In both of the studies, the same amount of insulin was used.
The device is an amalgam of several different parts: a Dexcom monitor, two Tandem infusion pumps, and an iPhone accessible algorithm — the user carries the phone. Damiano said he tested kids at summer camp because their active lifestyle would test not only the algorithm, but the durability of the device itself.
“They’re not exactly showing proper respect to this device,” he said.
But Is It Safe?
“You have to realize that there are circumstances in which things can really go wrong,” said Damiano, speaking of the safety and security of the device. “And that you’re dealing with a very vulnerable population.”
In addition to the possibility of glitches or malfunction, app-based medical devices must also worry about cybersecurity. A recent study found that the majority of insulin dosing apps are unreliable and put patients at risk. Nearly a quarter of these apps crashed. Two-thirds carried a risk of giving the wrong dosage recommendations, and there was a lack of transparency with most of the apps. The software on a fully automated bionic pancreas would have to be much more reliable.
And a study by Yogish Kudva, MD, from the Mayo Clinic, and colleagues, found that cybersecurity is not where it should be for artificial pancreases. “We suggest that, to date, the essential concept of cybersecurity has not been adequately addressed in this field,” concluded the authors of that paper.
Damiano said he agreed. “I don’t think in the med device industry that has been handled particularly well,” he said during a press conference here. “We have a lot of strategies for that, but I think we’re really going to have as cybersecure a system as we can hope to have with the technology that there is now.”
He added that they’ve hired a security expert to help them.
The next step is a longer, randomized trial, said Damiano. They are working on a proposal for a year-long study of 480 participants, 160 of whom will belong to a control of usual care. There will be no remote monitoring of the patients, and the primary outcomes will be HbA1c levels and mean CGM levels.

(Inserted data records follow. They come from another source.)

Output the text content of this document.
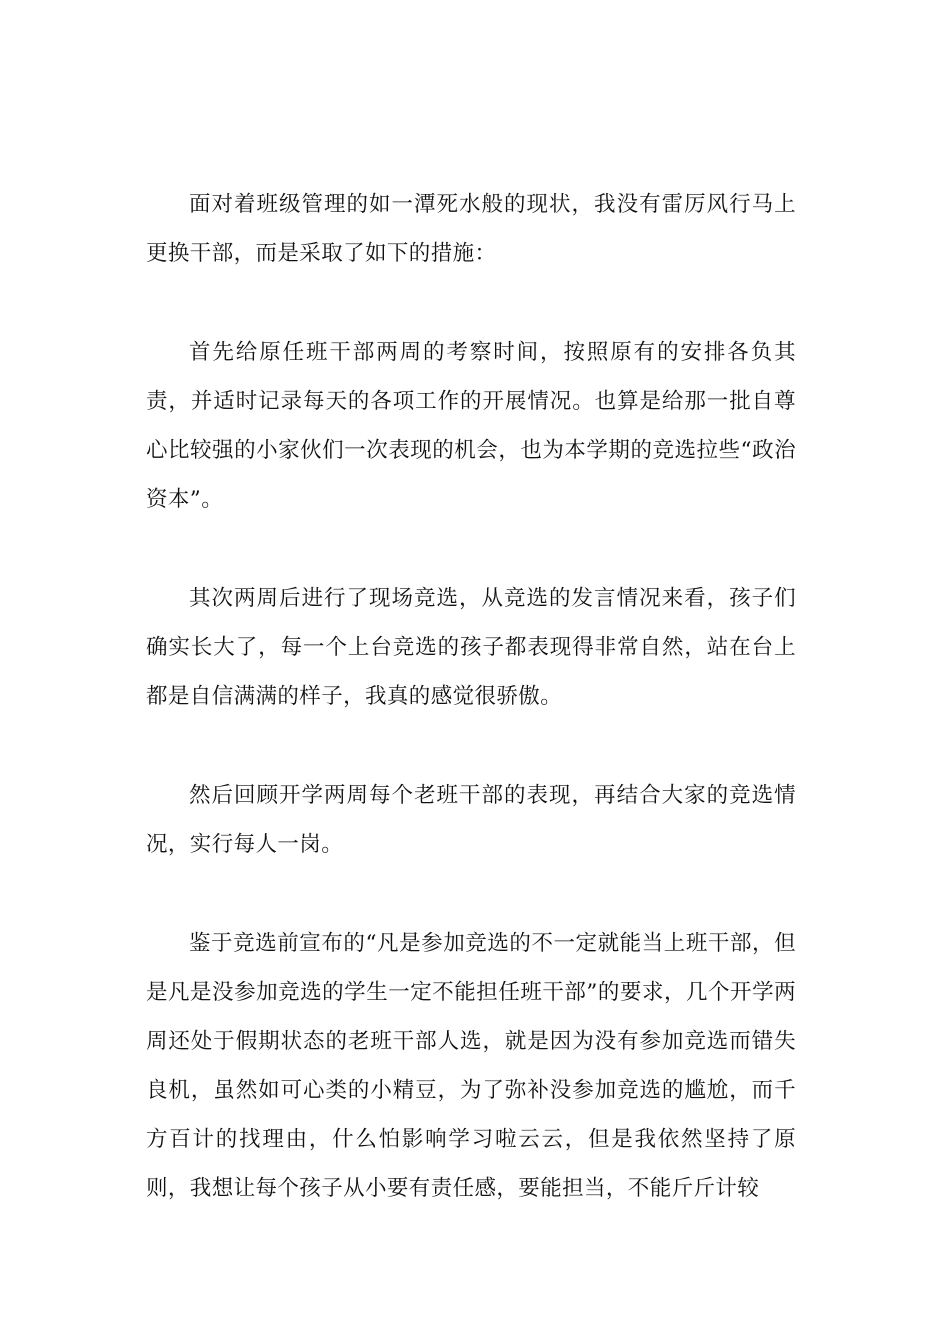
面对着班级管理的如一潭死水般的现状，我没有雷厉风行马上更换干部，而是采取了如下的措施：

首先给原任班干部两周的考察时间，按照原有的安排各负其责，并适时记录每天的各项工作的开展情况。也算是给那一批自尊心比较强的小家伙们一次表现的机会，也为本学期的竞选拉些“政治资本”。

其次两周后进行了现场竞选，从竞选的发言情况来看，孩子们确实长大了，每一个上台竞选的孩子都表现得非常自然，站在台上都是自信满满的样子，我真的感觉很骄傲。

然后回顾开学两周每个老班干部的表现，再结合大家的竞选情况，实行每人一岗。

鉴于竞选前宣布的“凡是参加竞选的不一定就能当上班干部，但是凡是没参加竞选的学生一定不能担任班干部”的要求，几个开学两周还处于假期状态的老班干部人选，就是因为没有参加竞选而错失良机，虽然如可心类的小精豆，为了弥补没参加竞选的尴尬，而千方百计的找理由，什么怕影响学习啦云云，但是我依然坚持了原则，我想让每个孩子从小要有责任感，要能担当，不能斤斤计较
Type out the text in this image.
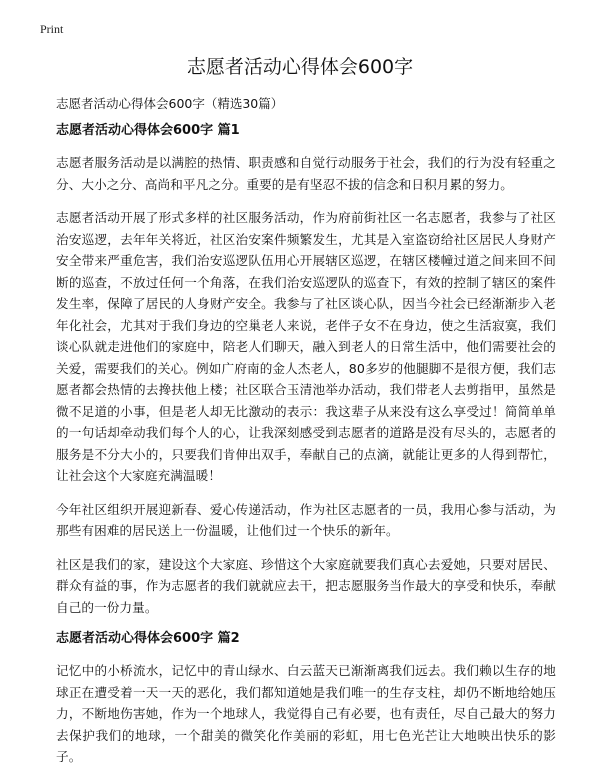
Print
志愿者活动心得体会600字

志愿者活动心得体会600字（精选30篇）

志愿者活动心得体会600字 篇1

志愿者服务活动是以满腔的热情、职责感和自觉行动服务于社会，我们的行为没有轻重之分、大小之分、高尚和平凡之分。重要的是有坚忍不拔的信念和日积月累的努力。

志愿者活动开展了形式多样的社区服务活动，作为府前街社区一名志愿者，我参与了社区治安巡逻，去年年关将近，社区治安案件频繁发生，尤其是入室盗窃给社区居民人身财产安全带来严重危害，我们治安巡逻队伍用心开展辖区巡逻，在辖区楼幢过道之间来回不间断的巡查，不放过任何一个角落，在我们治安巡逻队的巡查下，有效的控制了辖区的案件发生率，保障了居民的人身财产安全。我参与了社区谈心队，因当今社会已经渐渐步入老年化社会，尤其对于我们身边的空巢老人来说，老伴子女不在身边，使之生活寂寞，我们谈心队就走进他们的家庭中，陪老人们聊天，融入到老人的日常生活中，他们需要社会的关爱，需要我们的关心。例如广府南的金人杰老人，80多岁的他腿脚不是很方便，我们志愿者都会热情的去搀扶他上楼；社区联合玉清池举办活动，我们带老人去剪指甲，虽然是微不足道的小事，但是老人却无比激动的表示：我这辈子从来没有这么享受过！简简单单的一句话却牵动我们每个人的心，让我深刻感受到志愿者的道路是没有尽头的，志愿者的服务是不分大小的，只要我们肯伸出双手，奉献自己的点滴，就能让更多的人得到帮忙，让社会这个大家庭充满温暖！

今年社区组织开展迎新春、爱心传递活动，作为社区志愿者的一员，我用心参与活动，为那些有困难的居民送上一份温暖，让他们过一个快乐的新年。

社区是我们的家，建设这个大家庭、珍惜这个大家庭就要我们真心去爱她，只要对居民、群众有益的事，作为志愿者的我们就就应去干，把志愿服务当作最大的享受和快乐，奉献自己的一份力量。

志愿者活动心得体会600字 篇2

记忆中的小桥流水，记忆中的青山绿水、白云蓝天已渐渐离我们远去。我们赖以生存的地球正在遭受着一天一天的恶化，我们都知道她是我们唯一的生存支柱，却仍不断地给她压力，不断地伤害她，作为一个地球人，我觉得自己有必要，也有责任，尽自己最大的努力去保护我们的地球，一个甜美的微笑化作美丽的彩虹，用七色光芒让大地映出快乐的影子。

The current plan is to include patients more than 10 years old, said Damiano, though he would like it to be for ages 6 and above. “The FDA is really encouraging us to push that number down,” he said. “They want to test it with as many people as possible. If we do a trial with 2- and 3-year-olds, that’s going to give them peace of mind.”
He said the FDA has been cooperative, contradicting their image that the agency is slow to react.
“They’re taking a very different attitude from what people have expected them to do,” he said. Damiano and his team must build a single device in which all of the components come together in order to move forward. He said that they are working with industry to design the device.
He added that it will be at least 3 years before the device is available. When asked to speculate about the cost, he said it would be slightly more expensive than current devices because it needs two chambers — one for insulin and one for glucagon — at around $8,000 to $9,000.